The PTAB has now issued several decisions instituting trials. The initial decisions suggest that post-grant practitioners may in many instances receive a final written decision in about a year from petition filing (rather than about 18 months as initially projected) and that the PTAB decisions instituting trials will provide useful findings regarding claim construction roughly 4-5 months from the time of petition filing.
For instance, the PTAB granted the IPR petition filed by Garmin in early January and has the oral hearing set for August 16th. That should yield a final written decision in 12-13 months from the filing date of the petition. In that case the patent owner waived its right to file a preliminary response but waited almost the full three months before it did so. If the patent owner had promptly filed a waiver of the preliminary response that would have sped up the entire process by about three months.
This suggests that the PTAB intends to remain true to its stated intention of moving these patentability trials along at a brisk pace (even faster than that required by the controlling statute, 12-18 months from institution). The PTAB is well aware that it is intended by Congress to provide an efficient and relatively quick alternative to litigation and, consistent with that directive, the PTAB is outpacing the statutory 18 month timeline (link to earlier post) by a substantial margin.
Just as significantly, the decision instituting trial (here) included a detailed analysis and interpretation of the claims. In the decision to institute, the PTAB interpreted the claims in a manner that may refute a broader stance being advocated by the Patentee in a co-pending litigation. That denial may aid the petitioner in presenting their claim construction positions in the upcoming Markman hearing, especially given that the PTAB was giving the terms their broadest reasonable interpretation.
The Garmin case provides cause for optimism that the PTAB in fact will prove to be both a speedy and an effective forum. In upcoming post-grant proceedings we hope to see similar schedules and thorough decisions which provide the parties substantial guidance on the Patent Office’s view concerning the broadest reasonable claim interpretation.

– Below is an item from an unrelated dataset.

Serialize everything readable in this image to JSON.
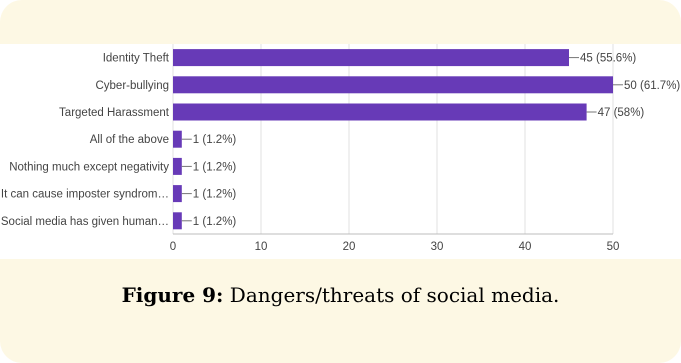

This would substantially simplify litigation by causing patent owners to abandon unduly broad claim constructions and promptly providing district courts with a final written decision concerning validity. The former will drive many early settlements. The latter will enable district court litigants to focus discovery on the issues which survive post-grant trial scrutiny. Especially where the district court stays litigation pending the PTAB proceeding, this will go a long way toward ensuring that district court and ITC litigation is confined to those issues which require extensive discovery or trial.